The panel, however, held that the debtor’s theory lacked the express requirement of “disclosure to the public.Id. Without publicity, the Court held, “a disclosure cannot possibly cause the sort of reputational harm remediated at the common law.” Id.

Calling the analysis of Hunstein’s claims “an exercise in simplicity,” the panel held that simply providing information regarding a debt to a mail vendor to prepare and mail a letter on the debt collector’s behalf does not constitute the publicity of the information necessary for the common law tort – no matter how personal – to the public at large. Id. at *6 (11th Cir. Sept. 8, 2022)

The panel’s decision, however, was not unanimous. The dissent urged the “eminently reasonable inference” that the employees of the mail vendor must have read, and thus received, Hunstein’s private information. Id. at *19.

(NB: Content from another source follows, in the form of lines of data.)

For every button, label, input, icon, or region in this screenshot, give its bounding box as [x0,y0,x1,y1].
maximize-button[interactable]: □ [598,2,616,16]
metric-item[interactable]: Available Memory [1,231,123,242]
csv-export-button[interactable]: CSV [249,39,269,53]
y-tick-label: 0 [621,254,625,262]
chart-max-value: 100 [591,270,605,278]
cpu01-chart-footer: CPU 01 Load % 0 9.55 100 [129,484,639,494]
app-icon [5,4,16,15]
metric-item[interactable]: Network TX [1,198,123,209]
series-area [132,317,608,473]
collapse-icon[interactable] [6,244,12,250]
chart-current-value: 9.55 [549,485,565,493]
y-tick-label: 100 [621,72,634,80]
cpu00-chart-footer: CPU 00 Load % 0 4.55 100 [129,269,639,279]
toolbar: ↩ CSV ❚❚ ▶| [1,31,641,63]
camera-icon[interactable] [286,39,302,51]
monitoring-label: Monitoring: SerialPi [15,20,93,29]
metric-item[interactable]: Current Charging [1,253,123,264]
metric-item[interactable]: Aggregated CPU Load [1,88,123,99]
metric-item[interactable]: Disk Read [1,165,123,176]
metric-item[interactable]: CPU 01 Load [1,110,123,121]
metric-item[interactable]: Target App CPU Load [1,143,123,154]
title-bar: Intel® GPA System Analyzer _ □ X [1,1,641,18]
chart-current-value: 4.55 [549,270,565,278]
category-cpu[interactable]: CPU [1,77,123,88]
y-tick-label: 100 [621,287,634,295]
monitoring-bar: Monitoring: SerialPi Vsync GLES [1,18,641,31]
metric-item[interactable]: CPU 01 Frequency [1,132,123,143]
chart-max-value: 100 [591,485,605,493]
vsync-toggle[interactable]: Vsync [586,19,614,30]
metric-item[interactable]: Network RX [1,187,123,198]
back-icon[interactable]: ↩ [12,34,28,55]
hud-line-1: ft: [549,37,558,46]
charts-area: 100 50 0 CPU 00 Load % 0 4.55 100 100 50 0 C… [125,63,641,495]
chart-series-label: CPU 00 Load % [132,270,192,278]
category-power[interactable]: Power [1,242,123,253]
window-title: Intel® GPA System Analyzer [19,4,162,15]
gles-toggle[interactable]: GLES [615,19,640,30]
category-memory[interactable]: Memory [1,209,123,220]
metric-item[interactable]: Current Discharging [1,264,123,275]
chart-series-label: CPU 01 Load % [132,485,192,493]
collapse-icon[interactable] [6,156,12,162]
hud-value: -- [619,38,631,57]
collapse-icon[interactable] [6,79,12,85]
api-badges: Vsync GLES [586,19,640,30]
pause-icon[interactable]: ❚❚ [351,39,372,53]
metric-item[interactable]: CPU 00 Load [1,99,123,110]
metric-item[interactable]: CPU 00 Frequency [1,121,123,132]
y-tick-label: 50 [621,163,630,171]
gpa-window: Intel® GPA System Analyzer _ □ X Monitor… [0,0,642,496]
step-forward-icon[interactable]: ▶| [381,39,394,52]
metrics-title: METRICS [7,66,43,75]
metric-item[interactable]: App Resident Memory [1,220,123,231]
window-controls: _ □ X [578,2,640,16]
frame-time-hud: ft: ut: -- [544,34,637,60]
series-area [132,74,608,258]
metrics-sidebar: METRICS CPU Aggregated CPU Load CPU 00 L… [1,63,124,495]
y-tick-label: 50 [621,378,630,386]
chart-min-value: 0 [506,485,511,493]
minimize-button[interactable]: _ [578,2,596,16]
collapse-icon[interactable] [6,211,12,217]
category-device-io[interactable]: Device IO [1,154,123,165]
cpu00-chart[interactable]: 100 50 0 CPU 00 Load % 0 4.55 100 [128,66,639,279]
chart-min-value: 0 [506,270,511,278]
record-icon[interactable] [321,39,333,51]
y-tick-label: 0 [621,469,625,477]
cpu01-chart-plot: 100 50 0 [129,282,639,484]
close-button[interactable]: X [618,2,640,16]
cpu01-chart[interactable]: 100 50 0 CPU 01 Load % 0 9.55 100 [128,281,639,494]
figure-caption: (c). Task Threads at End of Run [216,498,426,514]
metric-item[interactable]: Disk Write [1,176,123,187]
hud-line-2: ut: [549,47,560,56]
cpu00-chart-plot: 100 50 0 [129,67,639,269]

But at oral argument, however, Hunstein’s counsel failed to resonate that argument and only argued the employees had “access” to the information, not that they actually read or perceived the information. Id.

The en banc opinion allows debt collectors to continue utilizing third-party vendors to mail correspondence, including dunning letters, to consumers. It is unclear, however, whether a consumer could survive a motion to dismiss with more detailed allegations regarding damages and the extent to which an employee of the mail vendor accesses or reviews private information to prepare written correspondence.

But, the Supreme Court and the Eleventh Circuit have consistently dismissed lawsuits based on bare statutory violations. See TransUnion, Spokeo, Inc. v. Robins, 578 U.S. 330, 342 (2016); Thole v. U. S. Bank N.A, 140 S. Ct. 1615, 1620 (2020); Muransky v. Godiva Chocolatier, Inc., 979 F.3d 917, 930 (11th Cir. 2020). Clearly, consumers will need to move the needle much further to avoid dismissal for lack of standing in lawsuits based merely on statutory violations.

Lenders and loan servicers that continue using mail vendors to communicate with customers should continue to ensure that proper safeguards are in place to prevent disclosure to the general public and should ensure that both their internal policies and those maintained by their mail vendors prevent the unauthorized disclosure of private information.